Before a SimEvents block outputs an entity, it queries the next block to determine whether that block can accept the entity. For example,
When an entity arrives at an empty FIFO Queue block, the queue queries the next block. If that block can accept an entity, the queue outputs the entity at the head of the queue; otherwise, the queue holds the entity.
While a Single Server block is busy serving, it does not query the next block. Upon completion of the service time, the server queries the next block. If that block can accept an entity, the server outputs the entity that has completed its service; otherwise, the server holds the entity.
When an entity attempts to arrive at a Replicate block, the block queries each of the blocks connected to its entity output ports. If all of them can accept an entity, then the Replicate block copies its arriving entity and outputs the copies; otherwise, the block does not permit the entity to arrive there and the entity must stay in a preceding block.
After a Time-Based Entity Generator block generates a new entity, it queries the next block. If that block can accept an entity, then the generator outputs the new entity; otherwise, the behavior of the Time-Based Entity Generator block depends on the value of its Response when blocked parameter.
When a block (for example, a Single Server block) attempts to advance an entity to the Input Switch block, the server uses a query to check whether it is connected to the currently selected entity input port of the Input Switch block.
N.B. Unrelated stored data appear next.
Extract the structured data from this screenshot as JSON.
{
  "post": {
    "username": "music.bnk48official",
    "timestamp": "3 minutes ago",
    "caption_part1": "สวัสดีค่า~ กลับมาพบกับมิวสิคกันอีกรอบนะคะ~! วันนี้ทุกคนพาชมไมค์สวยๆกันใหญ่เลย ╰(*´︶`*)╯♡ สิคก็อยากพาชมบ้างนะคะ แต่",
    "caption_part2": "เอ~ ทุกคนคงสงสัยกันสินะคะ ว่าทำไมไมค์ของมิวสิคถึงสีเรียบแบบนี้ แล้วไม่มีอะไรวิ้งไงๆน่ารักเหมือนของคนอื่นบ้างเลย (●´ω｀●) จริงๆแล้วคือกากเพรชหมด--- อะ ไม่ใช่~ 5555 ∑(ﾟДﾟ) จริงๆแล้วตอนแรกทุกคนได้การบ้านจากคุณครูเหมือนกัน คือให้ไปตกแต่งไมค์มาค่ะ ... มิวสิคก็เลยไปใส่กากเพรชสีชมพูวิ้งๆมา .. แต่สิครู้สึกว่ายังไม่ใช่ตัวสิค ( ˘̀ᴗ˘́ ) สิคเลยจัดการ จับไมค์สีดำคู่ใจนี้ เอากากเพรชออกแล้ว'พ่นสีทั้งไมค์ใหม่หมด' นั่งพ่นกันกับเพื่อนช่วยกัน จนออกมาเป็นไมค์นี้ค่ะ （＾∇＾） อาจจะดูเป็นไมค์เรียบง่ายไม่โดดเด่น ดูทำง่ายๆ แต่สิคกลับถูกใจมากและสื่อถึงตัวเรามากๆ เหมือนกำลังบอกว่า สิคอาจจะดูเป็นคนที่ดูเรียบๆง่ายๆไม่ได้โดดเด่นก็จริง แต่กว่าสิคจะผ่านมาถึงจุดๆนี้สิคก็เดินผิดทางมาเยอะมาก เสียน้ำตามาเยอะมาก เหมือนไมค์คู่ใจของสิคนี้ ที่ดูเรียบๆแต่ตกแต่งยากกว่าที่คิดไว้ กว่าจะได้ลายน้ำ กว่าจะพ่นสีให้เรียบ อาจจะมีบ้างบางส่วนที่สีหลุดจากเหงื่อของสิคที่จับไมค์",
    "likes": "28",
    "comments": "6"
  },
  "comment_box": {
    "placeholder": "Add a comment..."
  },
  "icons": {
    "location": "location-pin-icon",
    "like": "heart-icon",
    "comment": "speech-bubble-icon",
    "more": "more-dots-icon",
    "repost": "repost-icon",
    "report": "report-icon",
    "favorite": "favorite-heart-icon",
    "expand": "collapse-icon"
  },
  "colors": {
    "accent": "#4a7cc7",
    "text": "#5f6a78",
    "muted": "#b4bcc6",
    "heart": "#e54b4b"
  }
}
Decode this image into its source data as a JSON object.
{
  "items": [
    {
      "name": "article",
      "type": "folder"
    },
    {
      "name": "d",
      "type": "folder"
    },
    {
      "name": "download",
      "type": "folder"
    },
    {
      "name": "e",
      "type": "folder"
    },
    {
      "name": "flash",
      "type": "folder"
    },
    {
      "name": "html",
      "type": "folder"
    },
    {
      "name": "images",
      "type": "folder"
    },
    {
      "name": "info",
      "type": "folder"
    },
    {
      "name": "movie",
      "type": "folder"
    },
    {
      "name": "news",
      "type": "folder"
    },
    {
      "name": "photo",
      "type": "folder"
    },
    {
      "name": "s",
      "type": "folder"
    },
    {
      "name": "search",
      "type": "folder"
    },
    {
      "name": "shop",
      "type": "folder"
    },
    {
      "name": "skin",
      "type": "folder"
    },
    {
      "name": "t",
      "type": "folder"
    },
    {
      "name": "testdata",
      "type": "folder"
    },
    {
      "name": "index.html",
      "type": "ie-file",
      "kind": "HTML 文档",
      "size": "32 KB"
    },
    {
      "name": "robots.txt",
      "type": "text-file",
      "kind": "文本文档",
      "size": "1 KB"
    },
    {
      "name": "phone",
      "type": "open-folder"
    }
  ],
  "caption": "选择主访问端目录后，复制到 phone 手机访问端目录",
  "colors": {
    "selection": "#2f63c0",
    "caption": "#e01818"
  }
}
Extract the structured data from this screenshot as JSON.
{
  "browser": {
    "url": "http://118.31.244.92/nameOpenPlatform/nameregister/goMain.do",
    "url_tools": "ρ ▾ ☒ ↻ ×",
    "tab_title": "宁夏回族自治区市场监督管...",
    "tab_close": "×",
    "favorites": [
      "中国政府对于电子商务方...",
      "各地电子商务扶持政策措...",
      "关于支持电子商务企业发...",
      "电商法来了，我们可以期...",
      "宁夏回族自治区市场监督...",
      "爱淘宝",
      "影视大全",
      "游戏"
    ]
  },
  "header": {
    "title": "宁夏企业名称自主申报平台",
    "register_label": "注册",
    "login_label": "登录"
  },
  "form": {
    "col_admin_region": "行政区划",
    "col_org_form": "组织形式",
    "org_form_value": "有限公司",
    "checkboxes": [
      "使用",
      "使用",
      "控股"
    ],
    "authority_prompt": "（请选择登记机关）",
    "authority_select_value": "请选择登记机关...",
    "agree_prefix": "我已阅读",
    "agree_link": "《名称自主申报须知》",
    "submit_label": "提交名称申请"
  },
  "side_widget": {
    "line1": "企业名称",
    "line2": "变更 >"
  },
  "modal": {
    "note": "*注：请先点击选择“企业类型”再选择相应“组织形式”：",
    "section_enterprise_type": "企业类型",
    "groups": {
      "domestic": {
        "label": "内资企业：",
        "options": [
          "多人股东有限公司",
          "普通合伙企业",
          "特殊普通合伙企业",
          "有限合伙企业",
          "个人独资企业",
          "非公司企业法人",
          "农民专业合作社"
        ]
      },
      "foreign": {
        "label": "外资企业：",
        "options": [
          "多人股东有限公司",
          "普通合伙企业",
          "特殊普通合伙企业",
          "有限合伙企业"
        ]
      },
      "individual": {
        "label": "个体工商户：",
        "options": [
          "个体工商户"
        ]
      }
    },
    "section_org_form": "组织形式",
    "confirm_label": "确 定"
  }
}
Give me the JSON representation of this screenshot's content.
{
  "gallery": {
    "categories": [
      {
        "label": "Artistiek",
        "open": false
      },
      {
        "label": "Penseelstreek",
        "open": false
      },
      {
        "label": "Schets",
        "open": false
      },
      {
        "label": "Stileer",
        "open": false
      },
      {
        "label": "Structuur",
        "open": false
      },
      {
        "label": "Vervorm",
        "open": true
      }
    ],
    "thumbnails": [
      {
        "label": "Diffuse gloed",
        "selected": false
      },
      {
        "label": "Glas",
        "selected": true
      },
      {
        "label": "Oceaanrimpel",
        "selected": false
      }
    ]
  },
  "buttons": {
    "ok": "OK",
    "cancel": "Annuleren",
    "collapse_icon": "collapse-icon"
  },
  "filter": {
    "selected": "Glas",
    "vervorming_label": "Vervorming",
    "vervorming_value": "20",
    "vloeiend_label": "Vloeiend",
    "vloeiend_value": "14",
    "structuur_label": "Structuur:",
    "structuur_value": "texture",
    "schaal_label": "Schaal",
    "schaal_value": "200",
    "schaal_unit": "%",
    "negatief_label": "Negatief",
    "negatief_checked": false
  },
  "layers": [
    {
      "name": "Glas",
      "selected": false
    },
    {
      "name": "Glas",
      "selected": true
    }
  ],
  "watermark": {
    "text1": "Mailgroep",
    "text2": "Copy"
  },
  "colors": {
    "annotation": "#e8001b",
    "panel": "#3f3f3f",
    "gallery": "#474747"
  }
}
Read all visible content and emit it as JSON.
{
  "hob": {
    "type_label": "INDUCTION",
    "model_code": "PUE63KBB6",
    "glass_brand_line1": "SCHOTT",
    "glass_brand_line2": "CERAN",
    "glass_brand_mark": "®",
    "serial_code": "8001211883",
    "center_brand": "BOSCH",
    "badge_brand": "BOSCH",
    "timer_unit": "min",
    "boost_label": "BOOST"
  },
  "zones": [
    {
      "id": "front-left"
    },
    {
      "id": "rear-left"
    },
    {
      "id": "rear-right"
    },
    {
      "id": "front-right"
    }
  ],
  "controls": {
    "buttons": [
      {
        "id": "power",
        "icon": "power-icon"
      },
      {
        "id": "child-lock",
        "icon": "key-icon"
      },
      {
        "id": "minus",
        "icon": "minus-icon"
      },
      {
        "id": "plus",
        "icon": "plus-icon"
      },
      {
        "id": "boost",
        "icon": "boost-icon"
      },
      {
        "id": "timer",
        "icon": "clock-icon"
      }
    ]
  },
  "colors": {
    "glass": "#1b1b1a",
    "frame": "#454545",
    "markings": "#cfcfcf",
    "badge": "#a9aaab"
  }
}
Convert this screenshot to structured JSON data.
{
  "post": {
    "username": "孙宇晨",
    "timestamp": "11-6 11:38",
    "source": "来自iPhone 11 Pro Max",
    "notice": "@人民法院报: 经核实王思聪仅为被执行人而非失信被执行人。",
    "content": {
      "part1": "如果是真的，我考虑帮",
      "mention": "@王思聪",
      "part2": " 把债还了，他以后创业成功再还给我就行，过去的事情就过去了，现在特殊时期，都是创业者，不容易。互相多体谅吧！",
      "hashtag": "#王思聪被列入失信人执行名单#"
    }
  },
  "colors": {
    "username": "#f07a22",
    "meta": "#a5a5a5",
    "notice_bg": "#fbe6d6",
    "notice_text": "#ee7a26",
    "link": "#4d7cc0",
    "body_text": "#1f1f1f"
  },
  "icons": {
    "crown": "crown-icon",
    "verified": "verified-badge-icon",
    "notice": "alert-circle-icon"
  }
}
If so, the Input Switch queries the next block to determine whether it can accept the entity because the Input Switch block cannot hold an entity for a nonzero duration.
When an entity attempts to arrive at an Output
Switch block, the block must determine which entity output
port is selected for departure and whether the block connected to
that port can accept the entity. If the Switching criterion parameter
is set to
First port that is not blocked,
then the Output Switch block might need to query more
than one subsequent block to determine whether it can accept the entity.
If the Switching criterion parameter of the Output
Switch block is set to
then the block also requires information about the entity that is
attempting to arrive.
When a SimEvents block undergoes certain kinds of status changes, it notifies other blocks of the change. This notification might cause the other blocks to change their behavior or status in some way, depending on the circumstances. For example,
After an entity departs from a Single Server block, it schedules an entity request event to notify the preceding block that the server's entity input port has changed from unavailable to available.
After an entity departs from a queue that was full to capacity, the queue schedules an entity request event to notify the preceding block that the queue's entity input port has changed from unavailable to available.
After an entity departs from a switch or Enabled Gate block, it schedules an entity request event to determine whether another entity can advance from a preceding block. This process repeats until no further entity advancement can occur.
When a Path Combiner block receives notification that the next block's entity input port has changed from unavailable to available, the Path Combiner block's entity input ports also become available. The block schedules an entity request event to notify preceding blocks that its entity input ports are available.
This case is subtle because the Path Combiner block usually has more than one block to notify, and the sequence of notifications can be significant. See the block's reference page for more information about the options.
When an entity arrives at a Single Server block that has a t signal input port representing the service time, that port notifies the preceding block of the need for a new service time value. If the preceding block is the Event-Based Random Number block, then it responds by generating a new random number that becomes the service time for the arriving entity.
This behavior occurs because the t signal input port is a notifying port; see Notifying, Monitoring, and Reactive Ports for details.